This script automatically creates the C++ and Python-side wrappers for ctypes bindings.
Specifically, we fill restype
and argtypes
based on the C++ function signature and we create wrappers to handle C++ exceptions.
We were inspired by the Rcpp::compile()
function, which does the same for C++ code in R packages.
The aim is to avoid errors from manual binding when developing ctypes-based Python packages.
cpptypes is published to PyPI:
pip install cpptypes
To use, add an // [[export]]
tag above the C++ function to be exported to Python.
// [[export]]
int multiply(int a, double b) {
return a * b;
}
We assume that all C++ code is located within a single directory src
.
We then run the cpptypes
cli provided by this package:
cpptypes src/ --py bindings.py --cpp bindings.cpp
Developers should add bindings.cpp
to the Extension
sources in their setup.py
.
The exported function itself can then be used in Python code with:
from .bindings import * as cxx
cxx.multiply(1, 2)
Pointers to base types (or void
) are supported and will be bound with the appropriate ctypes pointer type.
//[[export]]
void* create_complex_object(int* my_int, double* my_dbl) {
return reinterpret_cast<void*>(new Something(my_int, my_dbl));
}
And then, in Python (assuming we called our Python bindings file bindings.py
):
import ctypes
x = ctypes.c_int(100)
y = ctypes.c_double(200)
from .bindings import * as cxx
ptr = cxx.create_complex_object(ctypes.byref(x), ctypes.pointer(y))
Void pointers are represented as a (usually 64-bit) integer in Python that can be passed back to C++.
Remember to cast void*
back to the appropriate type before doing stuff with it!
(For simplicity, we do not support arbitrary pointer types as otherwise we would need to include the header definitions in the bindings.cpp
file and that would be tedious to track.)
If you want the ctypes bindings to treat pointers to base types as void*
, you can tag the argument with void_p
.
This means that you can directly pass integer addresses to my_int
and my_dbl
in Python rather than casting them to a ctypes.POINTER
type.
//[[export]]
void* create_complex_object2(int* my_int /** void_p */, double* my_dbl /** void_p */) {
return reinterpret_cast<void*>(new Something(my_int, my_dbl));
}
Note on tags:
Arguments can be tagged with a /** xxx yyy zzz */
comment, consisting of space-separated tags that determine how the type should be handled in the wrappers.
(The double **
is important to distinguish from non-tag comments.)

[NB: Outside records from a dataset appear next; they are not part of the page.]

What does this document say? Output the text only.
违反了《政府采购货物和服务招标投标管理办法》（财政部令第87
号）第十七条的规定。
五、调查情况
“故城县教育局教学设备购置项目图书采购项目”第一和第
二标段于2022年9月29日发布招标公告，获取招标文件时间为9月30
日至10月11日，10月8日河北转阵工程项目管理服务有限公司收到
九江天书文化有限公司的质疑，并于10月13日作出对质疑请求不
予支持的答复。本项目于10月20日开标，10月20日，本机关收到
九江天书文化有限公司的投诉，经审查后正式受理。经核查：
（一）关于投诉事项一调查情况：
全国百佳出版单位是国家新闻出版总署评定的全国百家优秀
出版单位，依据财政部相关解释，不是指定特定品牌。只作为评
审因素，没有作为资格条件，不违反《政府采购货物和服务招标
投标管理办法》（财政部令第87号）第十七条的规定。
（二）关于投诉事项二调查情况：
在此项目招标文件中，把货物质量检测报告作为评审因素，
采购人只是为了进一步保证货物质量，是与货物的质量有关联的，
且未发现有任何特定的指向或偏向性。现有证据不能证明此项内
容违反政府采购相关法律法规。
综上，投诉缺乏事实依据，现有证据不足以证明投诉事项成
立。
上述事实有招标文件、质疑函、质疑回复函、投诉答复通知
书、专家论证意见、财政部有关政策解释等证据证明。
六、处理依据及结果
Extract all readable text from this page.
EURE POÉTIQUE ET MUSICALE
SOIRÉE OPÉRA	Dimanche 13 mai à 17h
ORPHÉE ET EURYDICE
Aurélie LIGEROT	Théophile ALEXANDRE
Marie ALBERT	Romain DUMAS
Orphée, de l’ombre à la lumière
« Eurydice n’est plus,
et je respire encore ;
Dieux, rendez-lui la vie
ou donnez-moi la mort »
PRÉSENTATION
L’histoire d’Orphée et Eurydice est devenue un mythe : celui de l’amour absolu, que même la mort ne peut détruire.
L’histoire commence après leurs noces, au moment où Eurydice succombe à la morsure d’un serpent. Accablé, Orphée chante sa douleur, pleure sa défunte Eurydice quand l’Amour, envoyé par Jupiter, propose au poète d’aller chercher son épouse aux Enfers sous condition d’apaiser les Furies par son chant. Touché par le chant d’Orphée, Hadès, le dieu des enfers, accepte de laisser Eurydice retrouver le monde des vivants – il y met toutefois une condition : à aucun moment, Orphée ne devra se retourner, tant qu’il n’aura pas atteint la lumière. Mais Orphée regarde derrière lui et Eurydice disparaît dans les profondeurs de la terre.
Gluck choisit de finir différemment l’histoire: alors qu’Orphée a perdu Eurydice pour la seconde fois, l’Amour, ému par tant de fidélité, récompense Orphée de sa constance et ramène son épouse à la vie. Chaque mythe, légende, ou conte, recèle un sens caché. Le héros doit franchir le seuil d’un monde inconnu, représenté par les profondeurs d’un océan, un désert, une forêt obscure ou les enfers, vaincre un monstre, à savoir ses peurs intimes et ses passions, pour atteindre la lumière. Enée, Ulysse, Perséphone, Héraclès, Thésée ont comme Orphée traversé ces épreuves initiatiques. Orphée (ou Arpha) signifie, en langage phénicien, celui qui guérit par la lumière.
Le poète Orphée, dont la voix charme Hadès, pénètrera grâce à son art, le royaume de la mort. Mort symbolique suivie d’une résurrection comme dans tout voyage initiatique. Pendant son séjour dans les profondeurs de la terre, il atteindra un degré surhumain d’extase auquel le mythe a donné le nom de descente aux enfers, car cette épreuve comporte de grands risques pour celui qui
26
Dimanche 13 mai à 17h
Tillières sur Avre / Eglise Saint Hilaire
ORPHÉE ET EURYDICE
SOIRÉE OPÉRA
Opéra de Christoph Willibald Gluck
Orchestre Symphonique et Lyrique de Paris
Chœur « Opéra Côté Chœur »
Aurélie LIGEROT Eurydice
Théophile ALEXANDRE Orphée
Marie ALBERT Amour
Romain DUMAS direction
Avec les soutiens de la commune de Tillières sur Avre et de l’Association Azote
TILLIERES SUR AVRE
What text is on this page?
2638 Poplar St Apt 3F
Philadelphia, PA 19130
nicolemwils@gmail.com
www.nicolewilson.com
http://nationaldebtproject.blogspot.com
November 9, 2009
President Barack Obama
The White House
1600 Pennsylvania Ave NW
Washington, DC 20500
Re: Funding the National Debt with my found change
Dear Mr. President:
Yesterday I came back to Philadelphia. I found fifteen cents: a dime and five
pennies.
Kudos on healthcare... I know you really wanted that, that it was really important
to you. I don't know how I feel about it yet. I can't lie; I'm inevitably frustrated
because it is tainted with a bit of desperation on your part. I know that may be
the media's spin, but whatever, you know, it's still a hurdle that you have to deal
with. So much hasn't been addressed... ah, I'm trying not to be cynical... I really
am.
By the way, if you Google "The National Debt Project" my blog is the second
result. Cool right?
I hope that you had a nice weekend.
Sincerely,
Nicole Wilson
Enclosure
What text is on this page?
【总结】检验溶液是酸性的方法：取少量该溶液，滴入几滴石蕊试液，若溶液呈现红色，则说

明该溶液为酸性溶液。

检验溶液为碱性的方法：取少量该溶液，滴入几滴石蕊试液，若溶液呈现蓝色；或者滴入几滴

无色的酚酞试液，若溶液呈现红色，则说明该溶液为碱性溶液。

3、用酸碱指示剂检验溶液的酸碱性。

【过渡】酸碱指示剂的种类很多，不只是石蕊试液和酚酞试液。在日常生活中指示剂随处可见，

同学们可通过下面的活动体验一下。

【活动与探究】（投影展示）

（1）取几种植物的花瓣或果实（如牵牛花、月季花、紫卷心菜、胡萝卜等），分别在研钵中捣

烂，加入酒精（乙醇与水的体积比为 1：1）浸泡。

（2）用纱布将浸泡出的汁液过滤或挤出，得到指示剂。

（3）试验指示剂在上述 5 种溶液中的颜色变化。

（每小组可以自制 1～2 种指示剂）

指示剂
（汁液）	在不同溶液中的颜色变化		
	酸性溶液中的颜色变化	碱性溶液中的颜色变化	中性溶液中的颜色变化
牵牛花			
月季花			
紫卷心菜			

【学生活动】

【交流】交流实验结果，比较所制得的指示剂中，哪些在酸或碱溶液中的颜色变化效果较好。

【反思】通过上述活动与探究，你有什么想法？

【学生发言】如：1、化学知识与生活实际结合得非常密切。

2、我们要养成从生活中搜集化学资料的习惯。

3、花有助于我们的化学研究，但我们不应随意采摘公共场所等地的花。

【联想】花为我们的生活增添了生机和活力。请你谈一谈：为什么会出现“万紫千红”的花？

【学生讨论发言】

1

The tag-containing comment can be inserted anywhere in or next to the argument, e.g., before the type, between the type and the name, after the name but before the comma/parenthesis.
The result type for the function can also be tagged in the same manner.
If we know a certain pointer is derived from a NumPy array, we can add the numpy
tag to automate type checking and address extraction.
//[[export]]
void* create_complex_object3(int32_t* my_int /** numpy */, double* my_dbl /** numpy */) {
return reinterpret_cast<void*>(new Something(my_int, my_dbl));
}
Then, in Python, we can just pass the arrays directly to the bound function:
import numpy
x = numpy.random.rand(1000).astype(numpy.int32)
y = numpy.random.rand(1000).astype(numpy.double)
cxx.create_complex_object3(x, y)
This will check that the NumPy arrays correspond to the specified type before calling the C++ function.
It is best to use fixed-width integers rather than relying on machine-dependent aliases like int
, short
, etc.
The wrapper functions will also check that the arrays are contiguous in memory.
If you want to support non-contiguous arrays, add the non_contig
tag to the relevant arguments.
The numpy
tag is only relevant to function arguments and not return values.
Use the numpy.ctypeslib.as_array()
function to convert a ctypes pointer to a numpy array of the relevant type.
- Not all ctypes types are actually supported, mostly out of laziness.